Glycan arrays are efficient tools leading to the discovery of therapeutic strategies. InnoScan analyses of glycan arrays enable to identify specific glycan interactions. With the development of antibiotic resistance, infections are harder to treat. According to the WHO, antimicrobial resistance is one of the current global health threat. Therefore, it is urgent to find novel drugs or vaccines.
Ubiquitous biopolymers for drug discovery and vaccine development
Glycans, or polysaccharides, are complex biomolecules composed of sugar units linked by glycosidic bounds. These biopolymers can be linear, branched or associated with lipids or proteins. Glycans are mainly present on cell surfaces such as virus capsules or surface receptors. They play key roles in biological and physiological processes such as cell adhesion, cell signaling or virus cell-entry.

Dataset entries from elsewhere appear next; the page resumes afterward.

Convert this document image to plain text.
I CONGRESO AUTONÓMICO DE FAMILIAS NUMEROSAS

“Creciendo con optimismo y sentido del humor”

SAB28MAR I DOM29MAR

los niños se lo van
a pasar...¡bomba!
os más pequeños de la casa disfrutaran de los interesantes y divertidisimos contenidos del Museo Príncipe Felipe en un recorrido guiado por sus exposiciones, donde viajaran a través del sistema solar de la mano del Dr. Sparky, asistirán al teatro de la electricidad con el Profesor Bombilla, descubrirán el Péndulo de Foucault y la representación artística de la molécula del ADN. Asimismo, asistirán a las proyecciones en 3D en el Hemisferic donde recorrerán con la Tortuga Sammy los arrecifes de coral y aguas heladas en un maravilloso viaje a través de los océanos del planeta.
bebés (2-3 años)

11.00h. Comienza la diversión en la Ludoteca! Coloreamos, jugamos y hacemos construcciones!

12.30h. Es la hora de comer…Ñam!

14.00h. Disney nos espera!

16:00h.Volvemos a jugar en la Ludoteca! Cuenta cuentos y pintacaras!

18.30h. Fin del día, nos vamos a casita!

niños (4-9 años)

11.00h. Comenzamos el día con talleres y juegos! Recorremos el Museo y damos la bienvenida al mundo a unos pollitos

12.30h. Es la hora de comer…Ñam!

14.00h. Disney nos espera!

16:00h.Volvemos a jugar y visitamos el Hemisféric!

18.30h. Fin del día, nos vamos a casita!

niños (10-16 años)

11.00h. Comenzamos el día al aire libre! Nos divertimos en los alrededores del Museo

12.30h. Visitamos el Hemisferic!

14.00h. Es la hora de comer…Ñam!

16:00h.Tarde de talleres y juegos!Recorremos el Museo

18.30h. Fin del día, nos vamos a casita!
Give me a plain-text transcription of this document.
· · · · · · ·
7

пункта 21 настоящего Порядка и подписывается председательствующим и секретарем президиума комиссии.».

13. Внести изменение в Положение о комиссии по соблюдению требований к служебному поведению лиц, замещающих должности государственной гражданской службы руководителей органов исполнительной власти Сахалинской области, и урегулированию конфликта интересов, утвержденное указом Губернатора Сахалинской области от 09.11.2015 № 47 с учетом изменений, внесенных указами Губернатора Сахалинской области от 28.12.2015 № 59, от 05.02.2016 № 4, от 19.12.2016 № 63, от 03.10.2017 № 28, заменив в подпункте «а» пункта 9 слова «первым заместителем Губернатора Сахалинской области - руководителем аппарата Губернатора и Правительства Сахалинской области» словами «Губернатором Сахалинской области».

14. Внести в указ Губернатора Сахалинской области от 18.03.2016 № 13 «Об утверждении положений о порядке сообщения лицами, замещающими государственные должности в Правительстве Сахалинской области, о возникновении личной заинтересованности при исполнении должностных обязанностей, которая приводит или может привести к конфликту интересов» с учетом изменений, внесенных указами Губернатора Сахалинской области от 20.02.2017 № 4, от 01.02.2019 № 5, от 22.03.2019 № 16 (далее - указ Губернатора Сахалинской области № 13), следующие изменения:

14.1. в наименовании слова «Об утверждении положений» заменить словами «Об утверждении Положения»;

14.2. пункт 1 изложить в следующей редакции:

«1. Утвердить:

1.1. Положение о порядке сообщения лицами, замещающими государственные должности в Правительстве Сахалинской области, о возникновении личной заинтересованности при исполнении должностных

Thus, glycan studies help in the drug discovery and vaccines development.
The MeSh defines glycomics as the study of glycan structures and functions of an organism. This field helps to identify functional interactions with glycans. Understanding glycan interactions with host cells or immune cells is essential for the development of novel therapeutics. Progress in glycan synthesis, coupled with automation development insure high-throughput technologies. Glycan arrays is one of these technologies, insuring high-performance glycan-bindings analysis.
High-throughput analysis of glycan bindings with fluorescent glycan arrays
The aim of glycan arrays is to immobilize hundreds of glycans on a miniaturized support. With samples incubation, the spotted glycans interact with pathogen cells or biomolecules present in blood. In a single experiment, glycan arrays simultaneously test thousands of binding events, providing high-throughput analysis of interactions. Detection methods, such as fluorescent molecules identify which glycans, are involved in the specific bindings and hence in the cell function.
Innopsys fluorescent scanners precisely detect fluorescence emissions and provide rapid and high-resolution identification of glycan bindings. The Innoscan 1100 is particularly adapted for glycan array analysis with a three-color detection and pixel size of up to 0.5µm.
Novel therapeutic strategies with glycan arrays
Glycan arrays help to detect specific interactions between pathogenic glycans and host cells, allowing to discover new therapeutic strategies. For example, reducing the pathogen glycan-host cell interactions is a strategy to prevent bacterial adherence or biofilm formation. The identification of interactions between glycans and immune cells, such as antibodies, is also interesting for vaccine development.
Glycan-based vaccines with glycan arrays
According to the WHO, vaccination against infectious pathogens with drug-resistance strains are a cost-effective alternative. The development of carbohydrate-based vaccines needs the identification of glycan epitopes. The latter are glycans from pathogen surface that elicit anti-glycan antibody responses. Glycan arrays can identify these epitopes, as peptide arrays for the development of synthetic vaccines. The identification of glycan epitopes leads to the construction of synthetic glycan-based vaccines, inducing a protective immune response. As for synthetic peptide vaccines, the interest of synthetic glycan vaccines is to reduce side effects and mutations. The conjugation of an immunogenic carrier protein with a glycan epitope can improve the immunogenicity of glycan-based vaccines.